Business | Markets
Indian shares drop 1.9% as traders lock in profits
Indian shares snapped a five-day rally and fell 1.9 per cent on Tuesday, led down by ICICI Bank and Infosys, as investors locked in profits on concerns about high interest rates hurting growth.
Bangalore: Indian shares snapped a five-day rally and fell 1.9 per cent on Tuesday, led down by ICICI Bank and Infosys, as investors locked in profits on concerns about high interest rates hurting growth.
Traders said a better-than-expected 5.4 per cent rise in factory output in June failed to lift sentiment, as the expansion was far below double digits seen in 2006 and early 2007 and the outlook was marred by rising borrowing costs.
State Bank of India, the country's largest lender, raised its prime lending rate by 100 basis points to an annual 13.75 per cent effective on Tuesday.
The increase followed a half percentage point hike in the key lending rate by the central bank on July 29 to a seven-year high of nine per cent to calm inflation running at 12 per cent, the highest in more than 13 years.
The main 30-share BSE index ended down 1.88 per cent, or 291.79 points, at 15,212.13, after rising 6.4 per cent in the previous five sessions.
The benchmark fell as much as 2.4 per cent during trade after starting up 0.5 per cent. All but five of the index components lost ground.
"There will be consolidation at these levels, and investors should use sharp dips for fresh buying," said Neeraj Dewan, a director at Quantum Securities. "The market looks good in the short to medium term if nothing goes wrong with the oil prices."
Oil prices
Prices of oil, India's biggest import, have fallen more than $30, or around 23 per cent, from a record above $147 a barrel touched on July 11.

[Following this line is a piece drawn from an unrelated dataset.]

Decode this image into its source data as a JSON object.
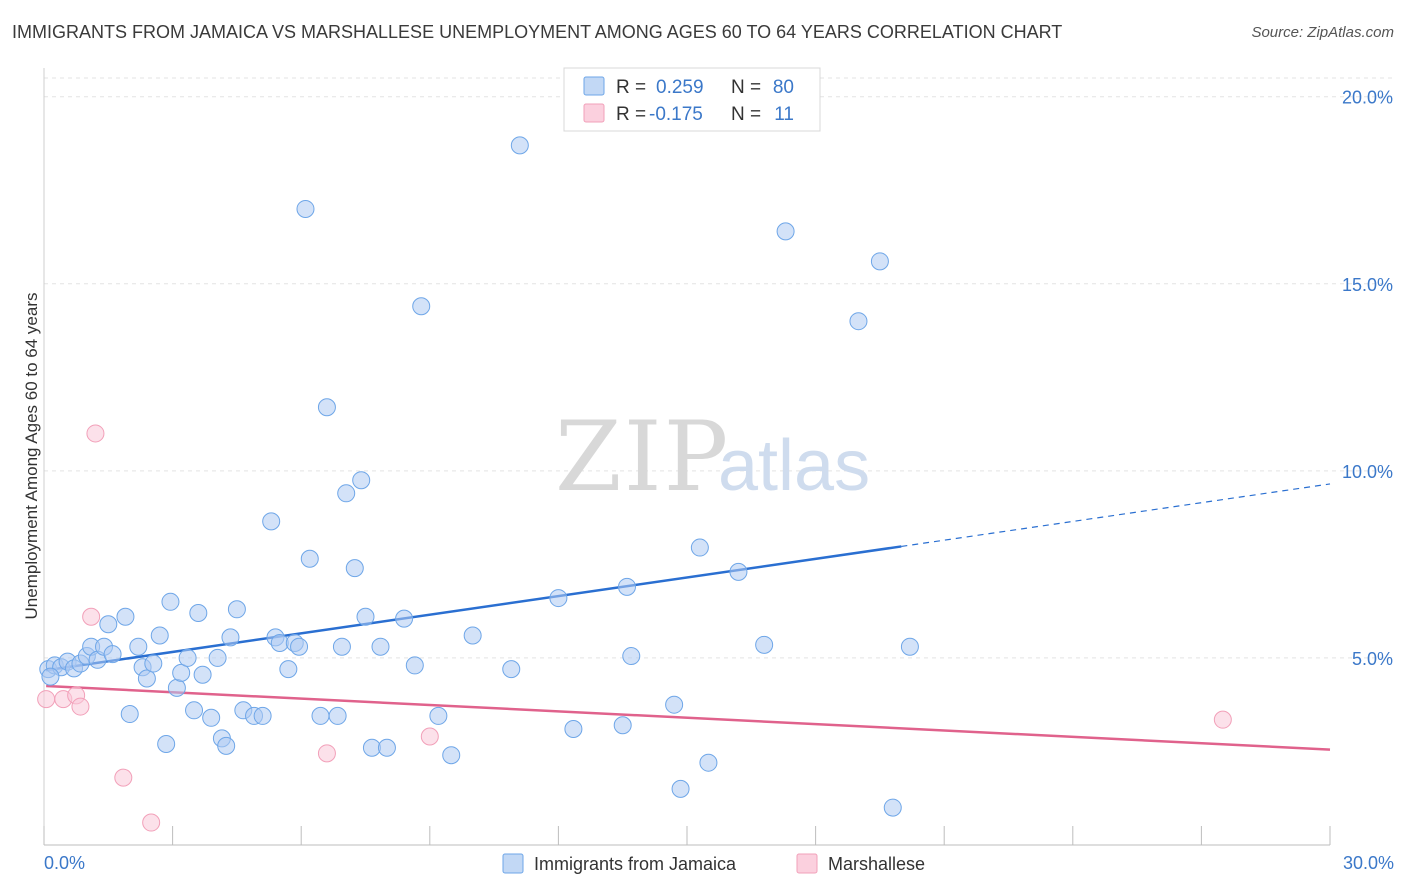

The BSE index, which is down 25 per cent in 2008, has rebounded 21 per cent since falling to a 15-month low last month after a sharp drop in the oil prices eased concerns of further monetary tightening.
JM Financial Services said in a report the BSE index looked set to get closer to its short-term target of 16,000 this week, after having crossed important resistance of 15,300.
Brokerage India Infoline, however, said the market was still facing headwinds, both local as well global, and investors should not get get carried away by momentum as the trend could reverse rapidly.
No. 2 lender ICICI fell 4.2 per cent to Rs738.40, its biggest single-day loss in two weeks, as investors locked in profits after the stock had jumped more than 20 per cent in five days after inflation expectations eased.
Infosys Technologies fell four per cent to Rs1,603.70 on renewed fears of worsening global credit crisis after Swiss bank UBS reported worse-than-expected results.
In the broader market, 1,559 losers led 1,097 gainers on volume of 315 million shares.
The broader 50-share NSE index fell 1.47 per cent to 4,552.25.
Elsewhere in the region, Colombo's All-Share index ended down 0.7 per cent at 2,447.18.
Currency: Rupee weakens
The Indian rupee weakened yesterday as losses in the local share market raised expectations of more foreign fund outflows and a stronger dollar overseas weighed on sentiment.
The partially convertible rupee ended at 42.37/38 per dollar, 0.5 per cent weaker than 42.155/165 at close on Monday.
"There was more of share index related buying than anything else today. We had major dollar demand from foreign banks and a mild demand from some corporates," said the chief dealer with a state-run bank.